If the IO is cancelled, instead of the buffer being returned, it is released.
This design requires adding a ReadOwned
trait or adding a read_owned
method to Read
. As well as requiring more additions to the IO traits (and additions without equivalents in the sync world), the other disadvantages of this approach are that we must choose either a generic or trait object approach and both have downsides (described above), and that a user's buffers must be movable to work with the design.
The advantage of this approach is that it is simple to use - reading is done directly with a read
function and there is no setup involved, nor do users have to use BufRead
.
Fully managed buffer pool
In this design, the IO library maintains a pool of buffers used for IO. The library owns the buffers (i.e., releases or recycles them when IO is complete). Either users can borrow or take ownership of the buffers (in this case, they either take some responsibility for buffer management or only use buffers temporarily. This is not flexible enough for all scenarios and in some cases the user will have to copy data from the buffer), or the buffers are an implementation detail (and the library must always copy the data to the user's buffer). Such a system is likely to be acceptable in many cases, but in some cases those costs will be unacceptable.
This design uses the BufRead
trait described above. As long as using BufRead
is expected, then this design is easy to use and efficient. The downside is the lack of flexibility described above.
Graveyard
Here, the IO library is not responsible for managing buffers entirely, but offers a way for the library to take ownership of the buffer if the IO is cancelled. For this to work, the buffer must be movable or reference counted, or similar. When a future is cancelled, instead of dropping the buffer, it is moved to the IO library's graveyard. The graveyard can drop it once the IO completes (or cancellation with the OS completes). The implementation of this is difficult. We cannot rely on destructors to move the buffer to the graveyard since destructors are not guaranteed to run. We must have a mechanism for reliably moving the buffer before cancellation (which is not currently possible, I believe), or a way to register the buffer in advance.
If the buffer can be 'registered' in some way with the IO library when IO starts and unregistered when it completes, then the IO library can release the buffer if it is still registered after the IO completes.

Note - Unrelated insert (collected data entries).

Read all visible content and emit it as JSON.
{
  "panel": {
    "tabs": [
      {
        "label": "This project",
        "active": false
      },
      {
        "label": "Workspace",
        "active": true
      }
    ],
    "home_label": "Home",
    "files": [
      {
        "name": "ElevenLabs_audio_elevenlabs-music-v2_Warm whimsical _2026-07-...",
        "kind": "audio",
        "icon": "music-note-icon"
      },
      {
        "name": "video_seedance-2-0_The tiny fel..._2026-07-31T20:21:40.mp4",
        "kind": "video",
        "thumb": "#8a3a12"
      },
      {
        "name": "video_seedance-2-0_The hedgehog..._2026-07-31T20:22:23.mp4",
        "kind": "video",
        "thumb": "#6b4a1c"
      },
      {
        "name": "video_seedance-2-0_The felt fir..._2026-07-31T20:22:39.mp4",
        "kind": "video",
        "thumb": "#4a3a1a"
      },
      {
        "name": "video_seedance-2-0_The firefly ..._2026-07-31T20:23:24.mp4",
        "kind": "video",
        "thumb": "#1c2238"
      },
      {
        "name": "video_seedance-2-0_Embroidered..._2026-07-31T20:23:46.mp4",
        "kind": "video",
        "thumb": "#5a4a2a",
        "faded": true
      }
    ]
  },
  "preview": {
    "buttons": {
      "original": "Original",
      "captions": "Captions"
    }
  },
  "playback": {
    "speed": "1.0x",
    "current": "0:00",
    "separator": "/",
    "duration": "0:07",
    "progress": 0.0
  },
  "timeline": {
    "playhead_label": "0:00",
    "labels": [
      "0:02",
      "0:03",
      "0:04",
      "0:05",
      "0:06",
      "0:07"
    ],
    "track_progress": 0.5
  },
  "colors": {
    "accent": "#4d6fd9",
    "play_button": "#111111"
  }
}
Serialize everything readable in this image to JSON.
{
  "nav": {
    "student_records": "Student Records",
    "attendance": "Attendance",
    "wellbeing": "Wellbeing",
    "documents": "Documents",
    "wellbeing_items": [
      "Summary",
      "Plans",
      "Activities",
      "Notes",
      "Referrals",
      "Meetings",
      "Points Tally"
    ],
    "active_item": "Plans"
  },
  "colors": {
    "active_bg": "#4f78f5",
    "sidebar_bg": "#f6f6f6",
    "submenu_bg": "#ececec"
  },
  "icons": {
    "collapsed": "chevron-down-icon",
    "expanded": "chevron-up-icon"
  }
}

This design is more flexible than a managed buffer pool while keeping many of the benefits. Again, it uses the BufRead
trait. In this case the buffer must be passed to (or registered with) the reader before reading begins (done with methods on the concrete type before reading using the trait methods), that makes this design a bit less ergonomic than the others and that pattern may not fit all use cases.
Existing solutions
Glommio currently follows the 'managed buffer pool' design, it copies buffers to implement the existing AsyncRead
trait, and uses a BufRead
-like approach for some file IO via a custom read_at
method. In the future they would also like to support the 'passing owned buffer' design, and will experiment with an approach where the user supplies a buffer pool for IO, rather than individual buffers (not discussed above, worth looking into).
Ringbahn offers two different strategies at different levels of abstraction. At the higher level, the Ring
type uses its own buffers for IO (the 'managed buffer pool' design). At the lower level, the Event
type offers an unsafe method and cancellation callback ('programmer is responsible' design).
Tokio-uring uses an owned buffer trait (IoBuf
). The buffer is then passed to the IO library and back to the user. This is an instance of the 'passing owned buffer' design.
Monoio also uses an owned buffer trait (IoBufMut
), following the 'passing owned buffer' design.
Acknowledgements
Thank you to Yosh for general feedback, and the Glommio authors for help figuring out their buffer management strategy.